Dimensions of the Article:

  1. NCLT
  2. NCLAT
  3. Differences between NCLT and NCLAT
  4. About the Concerns of the Parliamentary Committee on NCLT
  5. Way Forwards Suggested by the Parliamentary Committee

NCLT

  • The National Company Law Tribunal is a quasi-judicial body in India that adjudicates issues relating to Indian companies.
  • The tribunal was established under the Companies Act 2013 and was constituted on 1 June 2016 by the government of India. Hence, NCLT is a Statutory Body.
  • All proceedings under the Companies Act, including proceedings relating to arbitration, compromise, arrangements and reconstruction and winding up of companies shall be disposed of by the National Company Law Tribunal.
  • The National Company Law Tribunal is the adjudicating authority for insolvency resolution process of companies and limited liability partnerships under the Insolvency and Bankruptcy Code, 2016.
  • No criminal court shall have jurisdiction to entertain any suit or proceeding in respect of any matter which the Tribunal or the Appellate Tribunal is empowered to determine by or under this Act or any other law for the time being in force and no injunction shall be granted by any court or other authority in respect of any action taken or to be taken in pursuance of any power conferred by or under this Act or any other law for the time being in force, by the Tribunal or the Appellate Tribunal.

NCLAT

  • The National Company Law Appellate Tribunal (NCLAT) is a tribunal which was formed by the Central Government of India under Section 410 of the Companies Act, 2013. Hence, NCLAT is also a Statutory Body.
  • The tribunal is responsible for hearing appeals from the orders of National Company Law Tribunal(s) (NCLT), starting on 1 June, 2016.
  • The tribunal also hears appeals from orders issued by the Insolvency and Bankruptcy Board of India under Section 202 and Section 211 of IBC.
  • It also hears appeals from any direction issued, decision made, or order passed by the Competition Commission of India.

Differences between NCLT and NCLAT

  • NCLT makes the judgement on the insolvency resolution proceedings.
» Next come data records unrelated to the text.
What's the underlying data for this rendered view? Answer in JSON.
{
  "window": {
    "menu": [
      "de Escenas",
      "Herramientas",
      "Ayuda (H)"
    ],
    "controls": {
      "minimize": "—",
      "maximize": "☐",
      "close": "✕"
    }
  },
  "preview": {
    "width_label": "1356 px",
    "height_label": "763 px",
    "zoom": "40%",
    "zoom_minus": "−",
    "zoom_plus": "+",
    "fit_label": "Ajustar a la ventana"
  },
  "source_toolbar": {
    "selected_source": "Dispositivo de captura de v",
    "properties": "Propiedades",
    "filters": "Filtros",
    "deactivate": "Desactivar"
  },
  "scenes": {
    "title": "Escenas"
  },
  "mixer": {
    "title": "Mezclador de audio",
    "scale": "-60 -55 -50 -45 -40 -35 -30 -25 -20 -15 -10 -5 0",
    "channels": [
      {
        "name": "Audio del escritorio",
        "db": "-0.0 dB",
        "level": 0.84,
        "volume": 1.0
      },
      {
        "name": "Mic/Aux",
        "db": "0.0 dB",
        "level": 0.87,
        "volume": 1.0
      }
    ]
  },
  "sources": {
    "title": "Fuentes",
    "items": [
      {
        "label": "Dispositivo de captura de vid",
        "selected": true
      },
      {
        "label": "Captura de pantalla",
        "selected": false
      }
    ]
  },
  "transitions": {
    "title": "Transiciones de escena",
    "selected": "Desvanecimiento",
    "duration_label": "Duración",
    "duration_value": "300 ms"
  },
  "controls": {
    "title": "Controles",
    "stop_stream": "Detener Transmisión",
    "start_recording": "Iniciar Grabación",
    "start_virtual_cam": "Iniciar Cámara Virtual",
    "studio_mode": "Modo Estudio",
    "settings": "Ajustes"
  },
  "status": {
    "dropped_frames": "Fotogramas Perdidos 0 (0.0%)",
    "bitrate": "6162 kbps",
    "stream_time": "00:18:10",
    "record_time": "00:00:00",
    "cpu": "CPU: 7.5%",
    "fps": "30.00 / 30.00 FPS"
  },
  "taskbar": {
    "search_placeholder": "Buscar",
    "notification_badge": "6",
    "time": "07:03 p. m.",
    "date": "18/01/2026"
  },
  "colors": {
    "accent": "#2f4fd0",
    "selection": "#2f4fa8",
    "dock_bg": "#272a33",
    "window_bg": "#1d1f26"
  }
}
NCLAT makes judgement on the decisions made by the NCLT.
  • NCLT is the primary Tribunal and NCLAT is the appellate tribunal.
  • NCLT analyzes the evidences that are presented by the insolvent debtor or their creditors. NCLAT analyzes the decisions that are made by the NCLT.

About the Concerns of the Parliamentary Committee on NCLT

  • The combined strength of the current NCLT benches around the country is currently only 29 members against the total sanctioned strength of 63 members.
  • The committee noted that delays in the admission of insolvency cases by NCLTs and the approval of resolution plans were the key reasons behind the non-adherence of timelines under the IBC.
  • Delays on the part of the NCLT in admitting cases allowed defaulting owners the opportunity to divert funds and transfer assets.
  • A number of high profile cases under the IBC saw multiple decisions being challenged by stakeholders. Many of these appeals are frivolous attempts to slow down insolvency proceedings.
  • Cases in which creditors have evaluated resolution plans submitted after the specified deadline would disincentive bidders from bidding within prescribed timelines and that such plans also contribute to delays and value destruction.

Way Forwards Suggested by the Parliamentary Committee

  • NCLT should be required to admit a defaulting company into insolvency proceedings and hand over control to a resolution professional within 30 days.
  • The MCA, as the nodal ministry, should take greater responsibility to streamline the operational processes in NCLT/National Company Law Appellate Tribunal (NCLAT) while constantly monitoring and analysing the workflow, disposal and outcomes with regard to resolutions, recoveries, time taken, etc.
  • The IBC be amended to provide MSMEs, which are operational creditors under the IBC, with greater protection in the current economic environment.